Historically minded readers could investigate Westminster Choir College’s influence on theological music education from the 1920s onward. This model influenced many seminaries across the country. Perhaps the peak of this movement came in the late 1980s and early 1990s, when enrollment at my seminary’s School of Church Music surpassed 530.
That’s a lot.
However, through changes in the church and cultural landscapes, this model faltered. By the 1990s, Westminster Choir College financially couldn’t keep its doors open. There are many contributing factors which we’ll discuss later, but the old system hit its heyday in the late 1980s and gradually ground to a halt in the 1990s and early 2000s.
The New Model
Now, a new model for musical theological education operates in a different order. Worship ministers already serving in local churches study at a seminary to “level up” their ministry and personal lives.
Have you seen this? By and large, worship leaders in today’s churches do not need a seminary degree to qualify for leading a congregation in worship.

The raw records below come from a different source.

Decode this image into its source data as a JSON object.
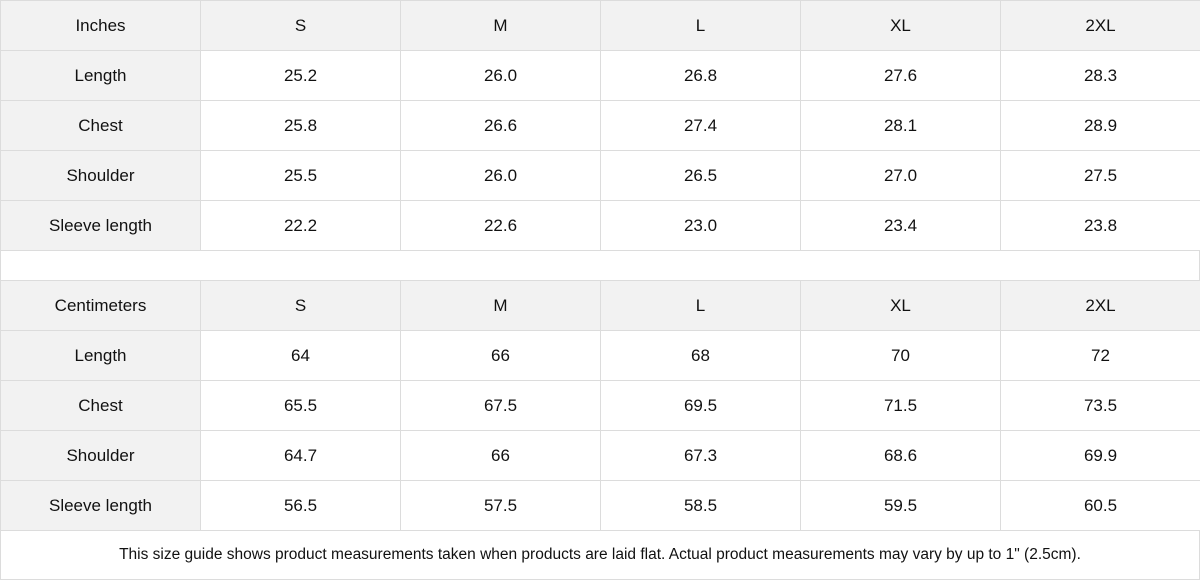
{
  "colors": {
    "header_bg": "#f2f2f2",
    "border": "#dcdcdc",
    "cell_bg": "#ffffff"
  },
  "tables": [
    {
      "unit": "Inches",
      "sizes": [
        "S",
        "M",
        "L",
        "XL",
        "2XL"
      ],
      "rows": [
        {
          "label": "Length",
          "values": [
            "25.2",
            "26.0",
            "26.8",
            "27.6",
            "28.3"
          ]
        },
        {
          "label": "Chest",
          "values": [
            "25.8",
            "26.6",
            "27.4",
            "28.1",
            "28.9"
          ]
        },
        {
          "label": "Shoulder",
          "values": [
            "25.5",
            "26.0",
            "26.5",
            "27.0",
            "27.5"
          ]
        },
        {
          "label": "Sleeve length",
          "values": [
            "22.2",
            "22.6",
            "23.0",
            "23.4",
            "23.8"
          ]
        }
      ]
    },
    {
      "unit": "Centimeters",
      "sizes": [
        "S",
        "M",
        "L",
        "XL",
        "2XL"
      ],
      "rows": [
        {
          "label": "Length",
          "values": [
            "64",
            "66",
            "68",
            "70",
            "72"
          ]
        },
        {
          "label": "Chest",
          "values": [
            "65.5",
            "67.5",
            "69.5",
            "71.5",
            "73.5"
          ]
        },
        {
          "label": "Shoulder",
          "values": [
            "64.7",
            "66",
            "67.3",
            "68.6",
            "69.9"
          ]
        },
        {
          "label": "Sleeve length",
          "values": [
            "56.5",
            "57.5",
            "58.5",
            "59.5",
            "60.5"
          ]
        }
      ]
    }
  ],
  "footnote": "This size guide shows product measurements taken when products are laid flat.  Actual product measurements may vary by up to 1\" (2.5cm)."
}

As someone who trains worship leaders at a seminary, you might think that I’m worried. I am not worried. That’s because our seminary worship training program pivoted to help students who are already serving the Lord Jesus in their local church grow in their skills.
Our students come from a variety of backgrounds and join our program to take their next steps of growth for their lives and ministries.Some have been trained as music educators but lack the biblical and theological knowledge or ministerial skills needed to serve in a church ministry.
Others are very skilled musical performers and producers who are adept at planning high-impact Sunday morning gatherings, but they recognize their need for further education if they want to become church leaders and elder-qualified pastors.These are my favorite people on planet Earth!
So when churches contact me for a graduate to fill their job opening, I do not have students. Our students are already in churches, growing and flourishing within faith communities that are investing in them.
What Changed? Schools and Churches
As we consider how we got here, think with me about two changes that have drastically affected the ecosystem of worship.
First, public schools have drastically reduced music education. There was a time when I would meet with prospective undergraduate students who would tell me that they wanted to study worship ministry and become ministers of music in their local church, but they felt like they needed to pursue a degree in music education as a career fallback. Music education was seen as the safer, more viable career choice.
That is no longer the financial or vocational reality. Over the past 20 or 30 years, as public-school funding shifted towards STEM (mathematics, science, and computer-based) priorities, musical education and opportunities have dried up.